While Royal Caribbean Cruises's debt to EBITDA ratio (4.1) suggests that it uses some debt, its interest cover is very weak, at 2.3, suggesting high leverage. It seems clear that the cost of borrowing money is negatively impacting returns for shareholders, of late. The silver lining is that Royal Caribbean Cruises grew its EBIT by 794% last year, which nourishing like the idealism of youth. If that earnings trend continues it will make its debt load much more manageable in the future. The balance sheet is clearly the area to focus on when you are analysing debt. But ultimately the future profitability of the business will decide if Royal Caribbean Cruises can strengthen its balance sheet over time. So if you're focused on the future you can check out this free report showing analyst profit forecasts.
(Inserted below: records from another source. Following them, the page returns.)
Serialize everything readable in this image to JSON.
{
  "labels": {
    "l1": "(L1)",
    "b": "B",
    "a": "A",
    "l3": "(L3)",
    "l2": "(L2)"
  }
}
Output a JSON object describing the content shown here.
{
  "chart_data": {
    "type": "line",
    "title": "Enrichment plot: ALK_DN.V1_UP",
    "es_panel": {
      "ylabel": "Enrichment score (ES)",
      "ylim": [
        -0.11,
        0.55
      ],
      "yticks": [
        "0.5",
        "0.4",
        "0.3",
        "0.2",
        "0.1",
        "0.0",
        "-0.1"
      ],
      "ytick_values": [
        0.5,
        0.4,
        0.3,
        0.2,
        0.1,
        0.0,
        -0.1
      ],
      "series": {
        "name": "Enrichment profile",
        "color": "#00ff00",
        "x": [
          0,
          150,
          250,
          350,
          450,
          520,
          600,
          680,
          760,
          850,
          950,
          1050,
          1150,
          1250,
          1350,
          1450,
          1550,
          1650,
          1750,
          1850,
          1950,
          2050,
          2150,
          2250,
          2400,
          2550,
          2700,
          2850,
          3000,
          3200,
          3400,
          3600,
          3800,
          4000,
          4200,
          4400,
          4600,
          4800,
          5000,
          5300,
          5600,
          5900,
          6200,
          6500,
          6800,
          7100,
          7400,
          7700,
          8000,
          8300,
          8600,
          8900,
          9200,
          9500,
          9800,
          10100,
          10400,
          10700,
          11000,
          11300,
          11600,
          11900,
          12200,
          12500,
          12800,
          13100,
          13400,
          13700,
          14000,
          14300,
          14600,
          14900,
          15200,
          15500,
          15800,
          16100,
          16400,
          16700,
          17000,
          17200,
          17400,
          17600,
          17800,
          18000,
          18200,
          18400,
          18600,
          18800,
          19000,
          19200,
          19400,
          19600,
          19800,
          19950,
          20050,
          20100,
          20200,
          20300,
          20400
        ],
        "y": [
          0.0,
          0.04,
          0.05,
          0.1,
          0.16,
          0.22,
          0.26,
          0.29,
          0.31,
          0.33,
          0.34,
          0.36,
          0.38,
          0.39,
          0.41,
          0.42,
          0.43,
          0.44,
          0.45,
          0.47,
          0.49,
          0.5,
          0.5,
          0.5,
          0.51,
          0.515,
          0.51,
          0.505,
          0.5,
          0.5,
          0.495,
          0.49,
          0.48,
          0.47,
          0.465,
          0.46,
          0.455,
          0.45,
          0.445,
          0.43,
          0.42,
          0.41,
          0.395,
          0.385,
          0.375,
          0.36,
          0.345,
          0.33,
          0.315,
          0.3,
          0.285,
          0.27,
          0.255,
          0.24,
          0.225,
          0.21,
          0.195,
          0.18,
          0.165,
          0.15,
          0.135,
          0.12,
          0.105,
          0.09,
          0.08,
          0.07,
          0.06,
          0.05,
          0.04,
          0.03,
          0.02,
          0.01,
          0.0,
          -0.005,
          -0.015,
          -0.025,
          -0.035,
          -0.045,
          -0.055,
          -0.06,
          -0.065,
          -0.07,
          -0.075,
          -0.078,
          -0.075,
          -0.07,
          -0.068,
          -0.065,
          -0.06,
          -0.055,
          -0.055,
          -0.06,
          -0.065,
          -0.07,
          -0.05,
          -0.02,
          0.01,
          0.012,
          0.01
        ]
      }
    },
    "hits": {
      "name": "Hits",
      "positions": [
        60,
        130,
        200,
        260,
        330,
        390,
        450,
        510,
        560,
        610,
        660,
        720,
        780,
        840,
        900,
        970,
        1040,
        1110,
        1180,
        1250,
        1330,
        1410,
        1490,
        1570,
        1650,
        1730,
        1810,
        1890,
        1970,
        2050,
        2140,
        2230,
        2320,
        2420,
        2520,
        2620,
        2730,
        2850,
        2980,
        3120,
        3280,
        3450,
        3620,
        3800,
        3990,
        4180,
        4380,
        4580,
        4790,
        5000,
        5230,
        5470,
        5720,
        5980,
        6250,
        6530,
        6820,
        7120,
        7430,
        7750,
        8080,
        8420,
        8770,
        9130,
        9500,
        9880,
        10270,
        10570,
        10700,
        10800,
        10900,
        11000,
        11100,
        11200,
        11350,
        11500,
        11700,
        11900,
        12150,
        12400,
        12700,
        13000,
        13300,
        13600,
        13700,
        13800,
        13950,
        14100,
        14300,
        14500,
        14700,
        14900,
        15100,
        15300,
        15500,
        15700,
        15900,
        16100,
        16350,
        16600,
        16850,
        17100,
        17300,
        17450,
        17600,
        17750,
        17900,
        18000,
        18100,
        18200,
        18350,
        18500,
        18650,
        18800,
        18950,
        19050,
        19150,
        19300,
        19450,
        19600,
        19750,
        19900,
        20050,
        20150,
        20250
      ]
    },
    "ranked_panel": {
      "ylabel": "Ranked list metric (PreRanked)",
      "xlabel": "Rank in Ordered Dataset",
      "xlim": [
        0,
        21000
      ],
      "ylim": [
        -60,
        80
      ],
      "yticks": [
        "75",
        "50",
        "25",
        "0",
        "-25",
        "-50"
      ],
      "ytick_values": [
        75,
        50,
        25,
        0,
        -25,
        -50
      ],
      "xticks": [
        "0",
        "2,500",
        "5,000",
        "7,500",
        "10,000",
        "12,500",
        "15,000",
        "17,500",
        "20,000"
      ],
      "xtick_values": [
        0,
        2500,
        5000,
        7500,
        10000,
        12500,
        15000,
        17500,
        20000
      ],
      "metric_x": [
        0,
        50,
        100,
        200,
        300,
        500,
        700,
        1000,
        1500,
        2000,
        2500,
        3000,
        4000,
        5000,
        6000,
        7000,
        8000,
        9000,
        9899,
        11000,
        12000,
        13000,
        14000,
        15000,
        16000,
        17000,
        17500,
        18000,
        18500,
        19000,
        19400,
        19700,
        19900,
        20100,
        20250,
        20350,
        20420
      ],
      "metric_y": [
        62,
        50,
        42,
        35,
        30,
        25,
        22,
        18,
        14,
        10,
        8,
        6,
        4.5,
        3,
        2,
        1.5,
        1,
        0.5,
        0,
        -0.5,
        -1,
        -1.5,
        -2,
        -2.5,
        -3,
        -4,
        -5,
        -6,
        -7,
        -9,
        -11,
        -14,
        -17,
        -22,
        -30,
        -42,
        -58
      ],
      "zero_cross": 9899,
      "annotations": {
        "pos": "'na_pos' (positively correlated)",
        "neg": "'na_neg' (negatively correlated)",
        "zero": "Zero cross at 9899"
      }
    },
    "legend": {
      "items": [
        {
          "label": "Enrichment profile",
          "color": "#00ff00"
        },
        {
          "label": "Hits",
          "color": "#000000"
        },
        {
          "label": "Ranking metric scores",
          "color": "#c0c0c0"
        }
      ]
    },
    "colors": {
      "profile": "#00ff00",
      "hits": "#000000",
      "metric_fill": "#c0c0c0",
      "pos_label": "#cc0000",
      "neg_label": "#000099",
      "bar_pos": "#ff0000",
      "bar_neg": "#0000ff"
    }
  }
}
But our final consideration is also important, because a company cannot pay debt with paper profits; it needs cold hard cash. So it's worth checking how much of that EBIT is backed by free cash flow. Looking at the most recent two years, Royal Caribbean Cruises recorded free cash flow of 35% of its EBIT, which is weaker than we'd expect. That's not great, when it comes to paying down debt.

Our View

Royal Caribbean Cruises's interest cover and net debt to EBITDA definitely weigh on it, in our esteem. But the good news is it seems to be able to grow its EBIT with ease. Looking at all the angles mentioned above, it does seem to us that Royal Caribbean Cruises is a somewhat risky investment as a result of its debt. That's not necessarily a bad thing, since leverage can boost returns on equity, but it is something to be aware of. When analysing debt levels, the balance sheet is the obvious place to start. However, not all investment risk resides within the balance sheet - far from it. Case in point: We've spotted 2 warning signs for Royal Caribbean Cruises you should be aware of, and 1 of them is potentially serious.

When all is said and done, sometimes its easier to focus on companies that don't even need debt. Readers can access a list of growth stocks with zero net debt 100% free, right now.

Have feedback on this article? Concerned about the content? Get in touch with us directly. Alternatively, email editorial-team (at) simplywallst.com.

This article by Simply Wall St is general in nature. We provide commentary based on historical data and analyst forecasts only using an unbiased methodology and our articles are not intended to be financial advice. It does not constitute a recommendation to buy or sell any stock, and does not take account of your objectives, or your financial situation. We aim to bring you long-term focused analysis driven by fundamental data. Note that our analysis may not factor in the latest price-sensitive company announcements or qualitative material. Simply Wall St has no position in any stocks mentioned.